Quelle est cette bête rampante, sournoise, qui prolifère en Afghanistan, dans l'ombre? La corruption. Les Canadiens auront bientôt une nouvelle arme pour la dépister et la traquer. La chasse est ouverte.

Les militaires canadiens recevront une forme d'aide-mémoire pratique qui permettra de relever les situations louches et les indices nécessaires aux autorités afghanes pour engager des poursuites. L'idée de confectionner un petit guide juridique émane des officiers de la nouvelle relève, la «Roto 7», constituée en majeure partie des membres du 2e Bataillon du Royal 22e Régiment de Valcartier.

C'est le commandant de l'Équipe de reconstruction provinciale (ERP) de Kandahar, le lieutenant-colonel Carl Turenne, qui a demandé il y a quelques semaines l'élaboration du guide, en conformité avec les priorités du Canada en Afghanistan, telles que le renforcement des institutions en vue de regagner la confiance de la population. Le conseiller juridique de l'ERP, le major Dennis Pawlowski, a donc été sollicité, puisque l'exercice s'inscrit dans l'effort d'établir la primauté du droit.

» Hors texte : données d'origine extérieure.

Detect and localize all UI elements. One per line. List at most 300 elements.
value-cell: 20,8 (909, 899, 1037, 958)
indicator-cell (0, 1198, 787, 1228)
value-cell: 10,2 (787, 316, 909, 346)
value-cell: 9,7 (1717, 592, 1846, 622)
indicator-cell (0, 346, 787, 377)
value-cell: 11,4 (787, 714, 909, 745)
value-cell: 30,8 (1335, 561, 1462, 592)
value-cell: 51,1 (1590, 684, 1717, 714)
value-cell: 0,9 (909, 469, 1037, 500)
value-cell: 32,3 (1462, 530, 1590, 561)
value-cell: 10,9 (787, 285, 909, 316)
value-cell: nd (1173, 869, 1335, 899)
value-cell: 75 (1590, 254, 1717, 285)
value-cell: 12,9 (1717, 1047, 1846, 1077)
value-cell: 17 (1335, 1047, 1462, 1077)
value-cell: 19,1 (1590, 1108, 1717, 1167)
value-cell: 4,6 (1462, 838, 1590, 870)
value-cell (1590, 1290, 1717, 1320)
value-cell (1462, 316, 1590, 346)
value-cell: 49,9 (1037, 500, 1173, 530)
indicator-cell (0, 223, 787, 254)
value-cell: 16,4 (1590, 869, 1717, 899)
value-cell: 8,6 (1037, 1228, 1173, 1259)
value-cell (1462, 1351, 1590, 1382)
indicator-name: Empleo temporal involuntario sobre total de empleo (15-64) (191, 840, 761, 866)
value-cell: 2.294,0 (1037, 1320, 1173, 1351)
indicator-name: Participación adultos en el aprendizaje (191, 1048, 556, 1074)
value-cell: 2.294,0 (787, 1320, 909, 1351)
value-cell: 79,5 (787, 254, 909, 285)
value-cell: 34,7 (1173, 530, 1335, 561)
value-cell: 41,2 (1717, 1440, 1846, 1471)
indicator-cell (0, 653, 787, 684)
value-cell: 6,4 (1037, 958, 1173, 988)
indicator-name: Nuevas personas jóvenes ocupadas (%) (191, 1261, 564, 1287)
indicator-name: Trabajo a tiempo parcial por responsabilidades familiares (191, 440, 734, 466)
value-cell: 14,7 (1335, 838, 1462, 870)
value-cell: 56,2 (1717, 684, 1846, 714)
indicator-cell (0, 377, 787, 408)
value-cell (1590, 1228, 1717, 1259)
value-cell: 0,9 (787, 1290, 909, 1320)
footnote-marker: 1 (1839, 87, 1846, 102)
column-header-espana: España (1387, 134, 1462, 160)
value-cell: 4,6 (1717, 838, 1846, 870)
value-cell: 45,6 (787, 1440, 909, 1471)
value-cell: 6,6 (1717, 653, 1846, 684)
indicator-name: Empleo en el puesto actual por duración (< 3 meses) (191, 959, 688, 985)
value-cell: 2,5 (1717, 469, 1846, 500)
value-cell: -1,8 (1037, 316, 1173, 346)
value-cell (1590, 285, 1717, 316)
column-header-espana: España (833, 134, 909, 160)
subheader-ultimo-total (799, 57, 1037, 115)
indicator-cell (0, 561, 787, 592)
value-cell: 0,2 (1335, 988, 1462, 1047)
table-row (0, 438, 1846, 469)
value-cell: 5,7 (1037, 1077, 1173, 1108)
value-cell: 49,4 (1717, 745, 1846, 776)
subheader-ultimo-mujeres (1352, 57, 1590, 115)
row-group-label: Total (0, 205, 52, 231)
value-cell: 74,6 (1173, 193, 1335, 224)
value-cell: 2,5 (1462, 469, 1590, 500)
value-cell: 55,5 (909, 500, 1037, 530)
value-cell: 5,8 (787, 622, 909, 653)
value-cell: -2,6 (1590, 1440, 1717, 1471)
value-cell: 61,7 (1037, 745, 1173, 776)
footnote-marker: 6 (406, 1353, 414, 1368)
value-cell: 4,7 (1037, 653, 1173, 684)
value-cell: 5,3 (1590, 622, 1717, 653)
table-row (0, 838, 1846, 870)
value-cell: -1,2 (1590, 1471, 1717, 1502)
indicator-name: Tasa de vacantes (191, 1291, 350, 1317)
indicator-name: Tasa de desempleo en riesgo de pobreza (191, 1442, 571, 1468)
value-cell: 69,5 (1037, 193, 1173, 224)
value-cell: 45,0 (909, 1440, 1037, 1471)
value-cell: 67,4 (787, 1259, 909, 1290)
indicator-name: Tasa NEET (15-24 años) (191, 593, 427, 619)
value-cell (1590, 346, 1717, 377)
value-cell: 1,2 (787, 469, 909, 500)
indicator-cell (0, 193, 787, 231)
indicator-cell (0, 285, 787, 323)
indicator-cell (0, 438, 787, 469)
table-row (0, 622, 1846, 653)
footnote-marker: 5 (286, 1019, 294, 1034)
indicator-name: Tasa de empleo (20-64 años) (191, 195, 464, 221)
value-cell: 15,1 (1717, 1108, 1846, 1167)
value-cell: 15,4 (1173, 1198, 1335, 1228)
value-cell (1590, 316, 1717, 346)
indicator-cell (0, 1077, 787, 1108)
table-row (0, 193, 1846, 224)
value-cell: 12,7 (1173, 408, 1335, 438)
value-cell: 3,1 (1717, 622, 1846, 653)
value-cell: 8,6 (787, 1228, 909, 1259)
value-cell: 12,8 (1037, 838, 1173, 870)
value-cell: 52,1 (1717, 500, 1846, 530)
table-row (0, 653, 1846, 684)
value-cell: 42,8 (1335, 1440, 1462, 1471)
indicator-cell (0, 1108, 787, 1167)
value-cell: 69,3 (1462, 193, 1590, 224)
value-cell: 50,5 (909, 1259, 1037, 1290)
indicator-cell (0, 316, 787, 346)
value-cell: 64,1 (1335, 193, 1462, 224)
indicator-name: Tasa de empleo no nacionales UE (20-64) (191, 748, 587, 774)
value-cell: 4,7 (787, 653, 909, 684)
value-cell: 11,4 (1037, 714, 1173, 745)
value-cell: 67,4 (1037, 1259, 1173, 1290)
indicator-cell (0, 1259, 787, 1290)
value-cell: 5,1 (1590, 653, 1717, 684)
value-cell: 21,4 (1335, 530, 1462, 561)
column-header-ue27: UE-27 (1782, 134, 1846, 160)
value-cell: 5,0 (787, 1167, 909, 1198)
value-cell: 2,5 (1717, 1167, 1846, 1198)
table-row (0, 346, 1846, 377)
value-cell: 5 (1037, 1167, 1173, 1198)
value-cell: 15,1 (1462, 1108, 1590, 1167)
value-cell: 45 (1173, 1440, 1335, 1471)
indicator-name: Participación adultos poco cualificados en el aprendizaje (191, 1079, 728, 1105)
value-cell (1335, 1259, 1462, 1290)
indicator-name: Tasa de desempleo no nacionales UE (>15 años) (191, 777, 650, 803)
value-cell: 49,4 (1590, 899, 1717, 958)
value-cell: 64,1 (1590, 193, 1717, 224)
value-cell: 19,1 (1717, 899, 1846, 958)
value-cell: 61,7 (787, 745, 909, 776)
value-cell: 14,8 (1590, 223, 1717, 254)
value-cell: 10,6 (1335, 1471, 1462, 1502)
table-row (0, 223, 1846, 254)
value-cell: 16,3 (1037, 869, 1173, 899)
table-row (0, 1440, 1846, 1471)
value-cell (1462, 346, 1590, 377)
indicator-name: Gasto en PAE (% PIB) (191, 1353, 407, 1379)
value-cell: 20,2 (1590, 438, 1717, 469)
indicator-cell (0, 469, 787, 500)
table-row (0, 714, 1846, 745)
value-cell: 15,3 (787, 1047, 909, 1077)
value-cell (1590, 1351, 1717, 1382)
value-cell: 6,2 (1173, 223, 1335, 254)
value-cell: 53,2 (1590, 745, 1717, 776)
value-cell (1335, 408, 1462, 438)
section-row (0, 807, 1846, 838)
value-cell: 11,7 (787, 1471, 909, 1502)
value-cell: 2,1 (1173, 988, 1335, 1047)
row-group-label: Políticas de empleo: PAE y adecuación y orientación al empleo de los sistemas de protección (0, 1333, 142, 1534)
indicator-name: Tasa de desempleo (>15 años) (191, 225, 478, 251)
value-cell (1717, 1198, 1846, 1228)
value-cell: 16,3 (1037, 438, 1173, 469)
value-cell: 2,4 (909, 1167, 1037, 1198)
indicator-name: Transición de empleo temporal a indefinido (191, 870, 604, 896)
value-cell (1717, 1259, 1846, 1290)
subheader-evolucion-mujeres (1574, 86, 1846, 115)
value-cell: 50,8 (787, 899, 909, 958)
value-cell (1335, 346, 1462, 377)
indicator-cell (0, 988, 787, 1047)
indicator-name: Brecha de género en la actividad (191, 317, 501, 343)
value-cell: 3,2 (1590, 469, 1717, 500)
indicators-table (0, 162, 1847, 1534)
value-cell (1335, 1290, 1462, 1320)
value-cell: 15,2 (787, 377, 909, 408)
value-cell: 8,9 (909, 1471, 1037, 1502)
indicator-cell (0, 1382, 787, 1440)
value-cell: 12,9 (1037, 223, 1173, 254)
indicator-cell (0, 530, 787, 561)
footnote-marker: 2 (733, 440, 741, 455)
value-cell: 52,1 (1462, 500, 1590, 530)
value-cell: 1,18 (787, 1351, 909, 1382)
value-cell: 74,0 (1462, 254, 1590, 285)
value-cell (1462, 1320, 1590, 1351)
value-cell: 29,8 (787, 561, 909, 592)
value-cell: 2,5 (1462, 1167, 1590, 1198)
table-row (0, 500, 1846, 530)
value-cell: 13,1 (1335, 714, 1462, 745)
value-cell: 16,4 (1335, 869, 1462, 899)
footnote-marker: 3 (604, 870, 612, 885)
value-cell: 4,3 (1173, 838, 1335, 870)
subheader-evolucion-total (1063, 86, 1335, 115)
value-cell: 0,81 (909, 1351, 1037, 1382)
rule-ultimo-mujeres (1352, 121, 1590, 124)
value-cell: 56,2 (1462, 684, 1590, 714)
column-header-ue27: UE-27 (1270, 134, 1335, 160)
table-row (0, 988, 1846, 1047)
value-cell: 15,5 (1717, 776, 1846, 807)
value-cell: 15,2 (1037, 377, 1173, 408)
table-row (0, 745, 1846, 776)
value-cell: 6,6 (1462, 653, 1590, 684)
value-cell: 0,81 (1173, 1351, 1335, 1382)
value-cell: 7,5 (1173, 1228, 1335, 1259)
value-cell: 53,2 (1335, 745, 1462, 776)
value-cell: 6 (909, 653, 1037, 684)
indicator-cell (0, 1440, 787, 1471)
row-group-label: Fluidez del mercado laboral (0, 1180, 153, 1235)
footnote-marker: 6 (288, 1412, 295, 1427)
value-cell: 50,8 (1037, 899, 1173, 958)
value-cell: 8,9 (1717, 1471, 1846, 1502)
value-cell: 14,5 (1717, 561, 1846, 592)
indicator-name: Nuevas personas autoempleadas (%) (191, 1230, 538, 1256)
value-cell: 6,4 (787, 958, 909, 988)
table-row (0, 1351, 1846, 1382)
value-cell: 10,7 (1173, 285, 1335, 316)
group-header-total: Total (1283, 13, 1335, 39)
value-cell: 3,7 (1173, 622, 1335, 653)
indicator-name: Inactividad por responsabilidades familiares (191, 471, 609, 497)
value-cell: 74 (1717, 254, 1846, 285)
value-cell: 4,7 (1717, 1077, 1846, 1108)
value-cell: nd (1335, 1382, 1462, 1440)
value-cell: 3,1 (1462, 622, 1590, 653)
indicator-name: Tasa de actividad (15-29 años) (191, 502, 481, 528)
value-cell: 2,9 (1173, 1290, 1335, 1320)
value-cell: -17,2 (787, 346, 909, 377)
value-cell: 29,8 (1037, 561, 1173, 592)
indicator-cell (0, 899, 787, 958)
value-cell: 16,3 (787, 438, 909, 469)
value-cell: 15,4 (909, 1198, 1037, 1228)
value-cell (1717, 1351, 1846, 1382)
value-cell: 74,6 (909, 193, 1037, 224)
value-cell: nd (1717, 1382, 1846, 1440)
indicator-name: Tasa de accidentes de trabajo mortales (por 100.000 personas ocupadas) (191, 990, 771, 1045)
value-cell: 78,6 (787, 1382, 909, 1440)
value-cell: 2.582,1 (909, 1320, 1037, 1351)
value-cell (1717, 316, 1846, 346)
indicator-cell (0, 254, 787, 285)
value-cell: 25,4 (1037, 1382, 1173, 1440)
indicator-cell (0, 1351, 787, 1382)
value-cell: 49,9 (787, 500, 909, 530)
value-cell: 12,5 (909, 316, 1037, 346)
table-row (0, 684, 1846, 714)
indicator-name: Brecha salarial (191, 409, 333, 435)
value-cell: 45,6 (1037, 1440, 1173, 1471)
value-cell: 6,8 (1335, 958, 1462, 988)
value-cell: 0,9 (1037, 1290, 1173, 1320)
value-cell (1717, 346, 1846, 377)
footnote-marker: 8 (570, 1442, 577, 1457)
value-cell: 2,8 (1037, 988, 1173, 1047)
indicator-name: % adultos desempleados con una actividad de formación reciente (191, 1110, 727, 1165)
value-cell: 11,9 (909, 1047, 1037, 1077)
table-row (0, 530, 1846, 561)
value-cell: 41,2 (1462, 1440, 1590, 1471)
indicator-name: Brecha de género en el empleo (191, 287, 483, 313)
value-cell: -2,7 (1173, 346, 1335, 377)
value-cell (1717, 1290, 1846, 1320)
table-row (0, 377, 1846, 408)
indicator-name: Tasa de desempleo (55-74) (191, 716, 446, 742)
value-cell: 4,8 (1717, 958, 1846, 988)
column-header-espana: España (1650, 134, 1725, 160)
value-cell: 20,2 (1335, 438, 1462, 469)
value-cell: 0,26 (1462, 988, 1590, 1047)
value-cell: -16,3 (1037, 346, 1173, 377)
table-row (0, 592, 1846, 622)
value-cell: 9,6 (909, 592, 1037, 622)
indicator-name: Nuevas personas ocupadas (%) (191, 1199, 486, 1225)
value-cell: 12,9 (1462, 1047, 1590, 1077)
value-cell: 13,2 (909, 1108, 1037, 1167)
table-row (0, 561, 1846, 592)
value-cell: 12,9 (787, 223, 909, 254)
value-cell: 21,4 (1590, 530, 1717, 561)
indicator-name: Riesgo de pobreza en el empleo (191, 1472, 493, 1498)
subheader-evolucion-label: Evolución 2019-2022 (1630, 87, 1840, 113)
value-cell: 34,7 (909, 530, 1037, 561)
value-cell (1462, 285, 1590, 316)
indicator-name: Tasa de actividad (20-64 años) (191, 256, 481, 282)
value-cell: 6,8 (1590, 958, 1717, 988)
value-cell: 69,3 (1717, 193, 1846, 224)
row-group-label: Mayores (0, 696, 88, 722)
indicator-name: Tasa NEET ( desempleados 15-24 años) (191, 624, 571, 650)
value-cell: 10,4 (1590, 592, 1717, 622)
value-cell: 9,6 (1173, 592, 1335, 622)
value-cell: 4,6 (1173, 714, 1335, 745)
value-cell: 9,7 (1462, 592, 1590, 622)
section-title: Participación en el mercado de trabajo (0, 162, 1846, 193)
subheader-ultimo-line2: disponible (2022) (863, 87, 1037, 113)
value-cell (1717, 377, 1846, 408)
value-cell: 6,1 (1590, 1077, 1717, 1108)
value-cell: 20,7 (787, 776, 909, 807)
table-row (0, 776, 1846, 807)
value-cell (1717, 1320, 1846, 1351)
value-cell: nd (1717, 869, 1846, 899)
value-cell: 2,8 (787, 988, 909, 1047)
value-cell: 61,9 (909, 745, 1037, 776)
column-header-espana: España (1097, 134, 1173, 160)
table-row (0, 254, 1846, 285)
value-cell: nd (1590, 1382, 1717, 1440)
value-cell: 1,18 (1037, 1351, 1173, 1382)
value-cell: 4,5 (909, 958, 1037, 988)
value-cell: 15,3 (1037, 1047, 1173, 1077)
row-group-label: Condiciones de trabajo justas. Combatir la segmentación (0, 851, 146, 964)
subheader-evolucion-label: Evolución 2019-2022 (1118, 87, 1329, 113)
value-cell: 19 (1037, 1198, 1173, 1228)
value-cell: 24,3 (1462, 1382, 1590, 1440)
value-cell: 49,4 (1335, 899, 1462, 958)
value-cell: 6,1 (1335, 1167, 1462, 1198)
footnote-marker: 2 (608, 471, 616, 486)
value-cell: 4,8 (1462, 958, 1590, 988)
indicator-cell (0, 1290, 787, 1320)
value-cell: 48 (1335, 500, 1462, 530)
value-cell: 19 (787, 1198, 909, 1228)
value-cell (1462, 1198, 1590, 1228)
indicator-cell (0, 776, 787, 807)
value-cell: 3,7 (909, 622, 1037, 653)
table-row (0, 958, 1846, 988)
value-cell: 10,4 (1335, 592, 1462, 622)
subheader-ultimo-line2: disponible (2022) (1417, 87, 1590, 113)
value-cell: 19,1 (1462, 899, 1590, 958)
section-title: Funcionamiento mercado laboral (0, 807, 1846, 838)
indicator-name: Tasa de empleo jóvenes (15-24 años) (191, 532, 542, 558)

«Les commandants veulent que les militaires gardent l'oeil ouvert pour ensuite faire rapport aux autorités afghanes compétentes», a-t-il expliqué dans une entrevue à La Presse Canadienne, en début de semaine, au camp Nathan Smith, où est située l'ERP, dans la ville de Kandahar.

«À cet effet, ils doivent toutefois comprendre ce qu'est la corruption en vertu de la loi afghane, ce que sont les éléments de ce crime, comment le dépister et relever les éléments de preuve pertinents, comment les prélever et les préserver pour ensuite les remettre aux autorités afghanes.»

Le major, qui est assistant du juge-avocat général pour la région de l'Atlantique, à Halifax, a presque terminé son guide, qui sera bientôt approuvé par le lieutenant-colonel Turenne.

Dennis Pawlowski s'attend à ce qu'il soit distribué à tout le moins à tous les officiers, voire à tous les militaires en opération, puisque le commandant a demandé à ce qu'il soit facilement compréhensible pour tous les soldats, qui pourraient s'y référer. Ils sont en effet ceux qui sont les plus susceptibles de remarquer quelque chose qui ne tourne pas rond.

«Le gouvernement afghan veut s'attaquer au problème, les procureurs afghans veulent s'attaquer au problème, et nous voulons les assister dans leurs efforts», a résumé le major Pawlowski, qui assure que la corruption endémique n'est pas le seul fait de l'Afghanistan et que beaucoup d'autres pays en sont rongés.

Son guide pourrait-il servir au Canada? s'est-on risqué à lui demander, à la lumière de récents événements politiques.

«Nous pourrions essayer de le mettre en oeuvre au Canada. Vous en savez plus que moi, vous êtes journaliste!» a-t-il lancé à la blague.

La corruption en Afghanistan fait régulièrement les manchettes. Les personnalités politiques sont souvent éclaboussées par des allégations, mais les pratiques de «bakchich» et de pot-de-vin semblent s'être répandues à tous les échelons.

Récemment, un officier canadien affecté au mentorat de la police afghane rapportait que des agents de police préféraient être postés à la circulation, puisqu'ils pouvaient ainsi arrondir les fins de mois en prélevant des droits de passage ou en fermant les yeux sur des infractions.

L'envoyé spécial des États-Unis au Pakistan et en Afghanistan, Richard Holbrooke, a déclaré récemment que la police afghane était «rongée par la corruption».

La police demeure «vulnérable aux accusations de corruption et d'inefficacité» et elle n'a pas la confiance de la population, indique le rapport 2009 de l'OTAN sur l'Afghanistan.

Dans le Livre blanc américain sur l'Afghanistan et le Pakistan, cautionné par le président Barack Obama, on souligne que «l'ensemble de la légitimité du gouvernement afghan est miné par la corruption rampante» et qu'il faudra offrir un mentorat et un soutien de haute qualité, cohérent, à tous les échelons, pour rétablir la légitimité du gouvernement.

De même, le Livre blanc fait ressortir que le commerce de la drogue est la source principale de la corruption. La culture du pavot, qui sert à produire l'héroïne, rapporterait en effet jusqu'à 400 millions $ US aux insurgés afghans, sans parler des profits des trafiquants qui ne sont pas liés aux talibans.

Une enquête d'opinion menée ce printemps par l'Afghan Human Rights Research and Advocacy Consortium révélait que la population afghane se sent de plus en plus menacée et perçoit un recul de ses conditions de vie. Selon le rapport, les Afghans disent vivre dans un pays enlisé dans la violence et la corruption.